Developers search for solutions all the time. Google and StackOverflow are your friends if you’re writing code. But whether you’re under the gun to ship a new feature or just eager to get a piece of your project done, don’t forget that you are responsible for every bit of code that ends up in your project, whether you wrote it or not.
There’s no shame in searching the web for solutions to problems, despite what some internet celebrities might lead you to believe. A lot of the work we do as software developers repeats work that other developers did before, and it makes sense to review that prior work before you decide to write your own implementation.
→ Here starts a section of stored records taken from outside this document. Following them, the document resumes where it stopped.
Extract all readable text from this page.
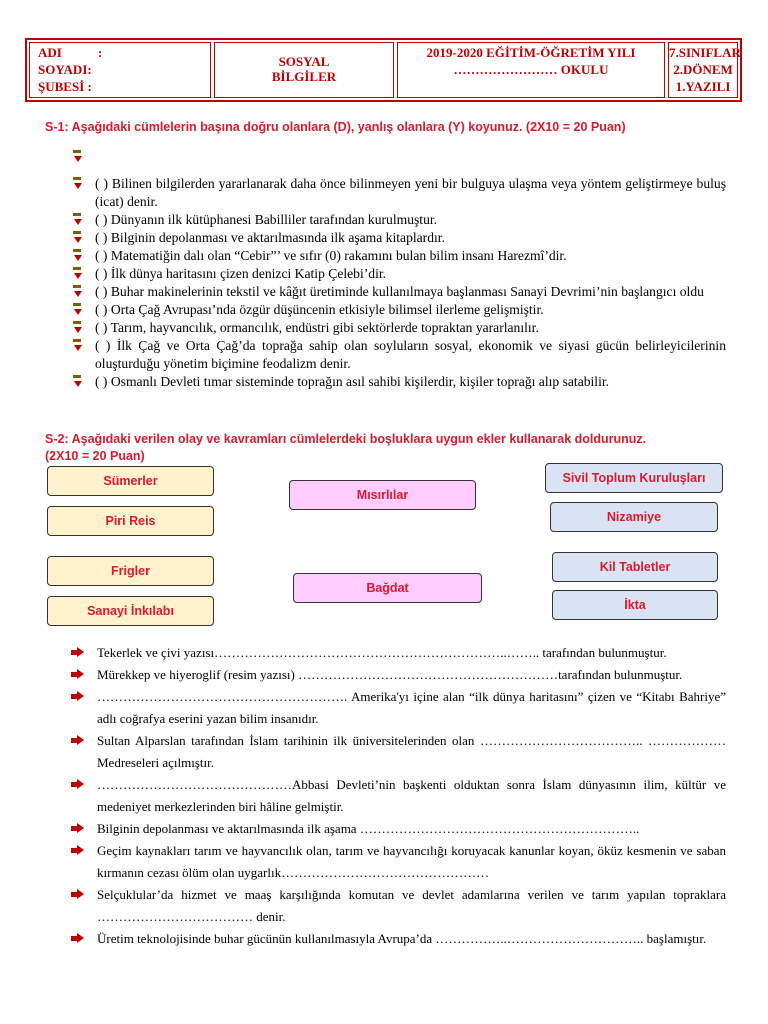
ADI	:
SOYADI:
ŞUBESİ :
SOSYAL
BİLGİLER
2019-2020 EĞİTİM-ÖĞRETİM YILI
…………………… OKULU
7.SINIFLAR
2.DÖNEM
1.YAZILI
S-1: Aşağıdaki cümlelerin başına doğru olanlara (D), yanlış olanlara (Y) koyunuz. (2X10 = 20 Puan)
( ) Bilinen bilgilerden yararlanarak daha önce bilinmeyen yeni bir bulguya ulaşma veya yöntem geliştirmeye buluş (icat) denir.
( ) Dünyanın ilk kütüphanesi Babilliler tarafından kurulmuştur.
( ) Bilginin depolanması ve aktarılmasında ilk aşama kitaplardır.
( ) Matematiğin dalı olan “Cebir”’ ve sıfır (0) rakamını bulan bilim insanı Harezmî’dir.
( ) İlk dünya haritasını çizen denizci Katip Çelebi’dir.
( ) Buhar makinelerinin tekstil ve kâğıt üretiminde kullanılmaya başlanması Sanayi Devrimi’nin başlangıcı oldu
( ) Orta Çağ Avrupası’nda özgür düşüncenin etkisiyle bilimsel ilerleme gelişmiştir.
( ) Tarım, hayvancılık, ormancılık, endüstri gibi sektörlerde topraktan yararlanılır.
( ) İlk Çağ ve Orta Çağ’da toprağa sahip olan soyluların sosyal, ekonomik ve siyasi gücün belirleyicilerinin oluşturduğu yönetim biçimine feodalizm denir.
( ) Osmanlı Devleti tımar sisteminde toprağın asıl sahibi kişilerdir, kişiler toprağı alıp satabilir.
S-2: Aşağıdaki verilen olay ve kavramları cümlelerdeki boşluklara uygun ekler kullanarak doldurunuz.
(2X10 = 20 Puan)
Sümerler
Piri Reis
Frigler
Sanayi İnkılabı
Mısırlılar
Bağdat
Sivil Toplum Kuruluşları
Nizamiye
Kil Tabletler
İkta
Tekerlek ve çivi yazısı…………………………………………………………..…….. tarafından bulunmuştur.
Mürekkep ve hiyeroglif (resim yazısı) ……………………………………………………tarafından bulunmuştur.
…………………………………………………. Amerika'yı içine alan “ilk dünya haritasını” çizen ve “Kitabı Bahriye” adlı coğrafya eserini yazan bilim insanıdır.
Sultan Alparslan tarafından İslam tarihinin ilk üniversitelerinden olan ……………………………….. ……………… Medreseleri açılmıştır.
………………………………………Abbasi Devleti’nin başkenti olduktan sonra İslam dünyasının ilim, kültür ve medeniyet merkezlerinden biri hâline gelmiştir.
Bilginin depolanması ve aktarılmasında ilk aşama ………………………………………………………..
Geçim kaynakları tarım ve hayvancılık olan, tarım ve hayvancılığı koruyacak kanunlar koyan, öküz kesmenin ve saban kırmanın cezası ölüm olan uygarlık…………………………………………
Selçuklular’da hizmet ve maaş karşılığında komutan ve devlet adamlarına verilen ve tarım yapılan topraklara ……………………………… denir.
Üretim teknolojisinde buhar gücünün kullanılmasıyla Avrupa’da ……………..………………………….. başlamıştır.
However, the danger you can fall into is substituting someone’s expertise for your own. Searching Google for a solution is only part of the game. The more experience you have, the more you’ll be able to identify which of the five solutions you found is the one that’s the best fit for what you’re doing and which solutions will stand the test of time. And you have a responsibility to apply that knowledge when you decide to use someone else’s solution.
I’ve seen students and professionals unable to explain the code in their section of a codebase, only to discover they found it online and added the code to the project. This is the behavior a lot of the “you can’t just copy and paste code” crowd find irresponsible.
Once you copy that code and put it in your product, you are responsible for it. You have to be able to maintain it. And you have to be able to answer for it when it doesn’t quite work as well as you thought it would. You can’t tell your stakeholders that you found it online. That doesn’t matter. You put it there. You own it.
The same goes for libraries. If you add a UI widget from a library that doesn’t support accessibility, that’s on you. If you brought a library in to handle authentication and there’s a vulnerability, you’re responsible for that. You made the choice. Your peers and those who follow you will assume that you made that choice on purpose.
You cannot write everything yourself, nor should you, so you’ll have to take on some of the risks associated with using libraries or solutions you find online. But you also need to make sure you understand what you’ve added to your codebase, because at the end of the day, you own it, whether you wrote it or not.
That’s all for this first issue. I’ll be back next month with more, but until then, take some time to think about one or more of the following questions:
What opportunities do you have to demonstrate active responsibility in the next 30 days?
What are you working on right now that could positively impact the world around you?
How do you know when to bring a library into your codebase? What do you look for? What obvious signs make you shy away from adding the code?